[原子力産業新聞] 2006年6月29日 第2337号 <2面>

文科省・原子力研究開発委 4作業部会の審議内容を取りまとめ 研究開発の推進方策示す

文部科学省の原子力分野の研究開発に関する委員会(主査=田中知・東大院教授)は23日、第18回会合を開催、同委員会の報告書「原子力に関する研究開発の推進方策(案)」を取りまとめた。原子力研究開発、RI・研究所等廃棄物、核融合研究、量子ビーム研究開発の4つの作業部会での審議内容を踏まえ各分野の方策を示した。

方策案は、@基本的考え方A原子力研究開発の推進B原子力の研究、開発及び利用に関する基盤的活動の強化―により構成。研究開発の推進ではFBRサイクル技術、核融合、高温ガス炉等の革新的技術、量子ビーム、高レベル廃棄物の地層処分――などについて、基盤的活動の強化では安全の確保、放射性廃棄物の処分事業の進め方、人材の育成・確保などについて各方策をまとめた。

この内、FBRは国際動向も踏まえて50年より前の技術確立を目指し、実証施設の運転開始時期を25年頃とし、研究開発の加速が必要と提起。
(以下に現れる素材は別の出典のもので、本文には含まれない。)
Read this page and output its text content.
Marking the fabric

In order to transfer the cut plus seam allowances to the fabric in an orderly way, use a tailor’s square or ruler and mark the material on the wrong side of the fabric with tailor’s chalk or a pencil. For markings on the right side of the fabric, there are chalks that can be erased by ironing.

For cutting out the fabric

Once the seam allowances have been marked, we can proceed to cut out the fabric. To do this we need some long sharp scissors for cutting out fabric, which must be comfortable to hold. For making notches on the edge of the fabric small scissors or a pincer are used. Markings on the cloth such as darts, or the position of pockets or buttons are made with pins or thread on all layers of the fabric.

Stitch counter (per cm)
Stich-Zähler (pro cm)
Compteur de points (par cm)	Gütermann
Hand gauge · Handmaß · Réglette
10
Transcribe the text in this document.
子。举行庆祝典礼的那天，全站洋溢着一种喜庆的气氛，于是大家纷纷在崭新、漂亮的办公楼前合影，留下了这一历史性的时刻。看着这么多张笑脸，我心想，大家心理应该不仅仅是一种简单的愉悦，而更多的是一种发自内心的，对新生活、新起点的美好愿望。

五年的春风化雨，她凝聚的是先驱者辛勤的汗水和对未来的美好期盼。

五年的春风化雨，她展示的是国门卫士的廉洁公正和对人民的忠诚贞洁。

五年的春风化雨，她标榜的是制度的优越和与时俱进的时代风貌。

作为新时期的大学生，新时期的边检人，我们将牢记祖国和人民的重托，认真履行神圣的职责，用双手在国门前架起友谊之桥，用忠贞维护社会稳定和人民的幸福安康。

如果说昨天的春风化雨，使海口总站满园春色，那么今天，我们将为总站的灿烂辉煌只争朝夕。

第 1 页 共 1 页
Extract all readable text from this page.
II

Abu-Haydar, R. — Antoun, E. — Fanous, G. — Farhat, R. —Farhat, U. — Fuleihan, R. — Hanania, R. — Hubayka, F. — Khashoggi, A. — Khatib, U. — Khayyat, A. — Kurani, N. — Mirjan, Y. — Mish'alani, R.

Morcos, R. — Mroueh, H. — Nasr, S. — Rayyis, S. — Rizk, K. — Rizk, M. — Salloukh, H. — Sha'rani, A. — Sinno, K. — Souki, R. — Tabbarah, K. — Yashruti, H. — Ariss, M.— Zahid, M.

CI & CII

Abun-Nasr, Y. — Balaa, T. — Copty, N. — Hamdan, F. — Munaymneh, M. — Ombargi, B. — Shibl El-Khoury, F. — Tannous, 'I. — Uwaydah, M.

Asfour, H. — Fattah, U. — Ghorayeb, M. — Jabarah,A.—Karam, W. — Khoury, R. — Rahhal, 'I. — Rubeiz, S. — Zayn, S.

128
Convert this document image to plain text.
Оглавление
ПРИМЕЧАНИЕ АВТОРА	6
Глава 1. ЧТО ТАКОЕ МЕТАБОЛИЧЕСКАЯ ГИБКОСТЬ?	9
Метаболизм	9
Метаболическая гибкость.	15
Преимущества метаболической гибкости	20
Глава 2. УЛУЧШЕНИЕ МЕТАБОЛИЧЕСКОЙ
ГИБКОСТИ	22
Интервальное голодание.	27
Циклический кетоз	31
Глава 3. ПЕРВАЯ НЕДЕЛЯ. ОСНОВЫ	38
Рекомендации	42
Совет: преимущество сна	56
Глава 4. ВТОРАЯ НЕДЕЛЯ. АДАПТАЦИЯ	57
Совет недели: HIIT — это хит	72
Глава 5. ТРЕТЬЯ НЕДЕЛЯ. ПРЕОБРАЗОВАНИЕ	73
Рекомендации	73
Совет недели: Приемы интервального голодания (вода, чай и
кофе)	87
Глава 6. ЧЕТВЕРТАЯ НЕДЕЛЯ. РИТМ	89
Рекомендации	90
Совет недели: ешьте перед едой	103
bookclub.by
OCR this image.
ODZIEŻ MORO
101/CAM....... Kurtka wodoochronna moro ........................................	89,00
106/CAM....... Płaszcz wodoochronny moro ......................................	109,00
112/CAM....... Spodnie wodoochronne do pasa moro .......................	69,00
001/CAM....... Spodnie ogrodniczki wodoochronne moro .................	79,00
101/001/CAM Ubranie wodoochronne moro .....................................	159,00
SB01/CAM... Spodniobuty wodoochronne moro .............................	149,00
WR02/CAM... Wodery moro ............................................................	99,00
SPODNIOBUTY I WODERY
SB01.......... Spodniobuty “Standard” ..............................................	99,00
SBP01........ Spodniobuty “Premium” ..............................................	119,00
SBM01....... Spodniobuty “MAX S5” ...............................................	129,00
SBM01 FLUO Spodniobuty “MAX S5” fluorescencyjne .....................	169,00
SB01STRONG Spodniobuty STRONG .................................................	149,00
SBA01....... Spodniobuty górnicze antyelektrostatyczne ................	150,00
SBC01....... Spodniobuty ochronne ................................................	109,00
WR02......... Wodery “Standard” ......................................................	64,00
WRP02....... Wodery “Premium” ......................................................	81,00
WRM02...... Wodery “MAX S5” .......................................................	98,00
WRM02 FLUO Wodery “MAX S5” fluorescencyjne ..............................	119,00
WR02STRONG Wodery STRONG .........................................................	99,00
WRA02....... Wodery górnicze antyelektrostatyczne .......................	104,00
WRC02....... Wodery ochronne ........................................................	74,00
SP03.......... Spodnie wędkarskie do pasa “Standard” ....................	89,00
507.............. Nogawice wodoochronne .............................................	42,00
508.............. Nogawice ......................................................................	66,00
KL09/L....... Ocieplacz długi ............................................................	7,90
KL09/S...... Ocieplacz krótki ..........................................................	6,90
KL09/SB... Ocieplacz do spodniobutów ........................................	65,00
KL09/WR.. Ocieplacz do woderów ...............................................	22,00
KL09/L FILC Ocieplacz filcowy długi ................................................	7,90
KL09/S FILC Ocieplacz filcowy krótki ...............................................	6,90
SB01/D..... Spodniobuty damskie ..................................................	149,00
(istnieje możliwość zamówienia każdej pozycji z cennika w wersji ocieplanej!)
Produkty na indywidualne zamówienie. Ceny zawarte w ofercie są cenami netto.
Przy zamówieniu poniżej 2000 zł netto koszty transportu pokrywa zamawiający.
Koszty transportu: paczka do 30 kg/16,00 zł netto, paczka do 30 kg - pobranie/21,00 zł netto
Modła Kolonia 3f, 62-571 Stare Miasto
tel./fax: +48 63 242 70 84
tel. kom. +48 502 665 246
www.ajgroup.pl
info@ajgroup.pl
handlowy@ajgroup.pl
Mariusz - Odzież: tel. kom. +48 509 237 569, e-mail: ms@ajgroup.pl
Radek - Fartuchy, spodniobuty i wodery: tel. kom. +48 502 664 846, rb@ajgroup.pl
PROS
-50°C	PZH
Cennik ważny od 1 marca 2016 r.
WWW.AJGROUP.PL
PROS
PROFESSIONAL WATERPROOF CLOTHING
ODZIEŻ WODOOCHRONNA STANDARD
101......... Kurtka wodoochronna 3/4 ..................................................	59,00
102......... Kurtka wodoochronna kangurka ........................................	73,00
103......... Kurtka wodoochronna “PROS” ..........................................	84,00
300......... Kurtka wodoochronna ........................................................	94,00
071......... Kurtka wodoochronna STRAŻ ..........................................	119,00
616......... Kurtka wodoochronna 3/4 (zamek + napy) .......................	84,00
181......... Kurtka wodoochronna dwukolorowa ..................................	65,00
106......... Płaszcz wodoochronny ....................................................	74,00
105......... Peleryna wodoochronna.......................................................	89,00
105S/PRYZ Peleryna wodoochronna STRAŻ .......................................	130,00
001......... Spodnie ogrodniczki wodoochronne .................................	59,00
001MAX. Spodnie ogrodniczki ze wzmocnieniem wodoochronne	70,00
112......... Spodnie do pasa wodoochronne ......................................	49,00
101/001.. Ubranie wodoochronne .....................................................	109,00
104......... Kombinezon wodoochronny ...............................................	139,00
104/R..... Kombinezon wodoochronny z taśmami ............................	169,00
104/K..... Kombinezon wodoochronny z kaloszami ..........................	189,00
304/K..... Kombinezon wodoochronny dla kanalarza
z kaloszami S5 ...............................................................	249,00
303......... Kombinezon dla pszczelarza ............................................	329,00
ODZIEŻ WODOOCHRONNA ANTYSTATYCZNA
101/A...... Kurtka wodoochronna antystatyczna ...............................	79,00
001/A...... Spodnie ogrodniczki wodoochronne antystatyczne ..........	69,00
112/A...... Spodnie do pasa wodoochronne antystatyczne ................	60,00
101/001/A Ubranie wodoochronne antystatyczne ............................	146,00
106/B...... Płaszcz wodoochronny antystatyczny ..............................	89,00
現時点の知見で、実現可能性が高いナトリウム冷却炉に先進湿式法と簡素化ペレット法の組合わせをベースに、15年までの進め方を検討すべきとした。また10年頃までに実用施設に採用予定の革新技術について技術的成立性を確認すべきとしている。

核融合ではITER建設のための我が国分担分の機器調達準備を進めるとともに、ITER機構への人員派遣など支援。高温ガス炉は10年頃までに950度Cで連続運転しISプロセスを確証、実用化像を確定する。

基盤的活動ではRI・研究所等廃棄物の処分事業について、日本原子力研究開発機構が国や事業者と協力して推進するとし、発生者が処分費用を確保するための制度を整備する。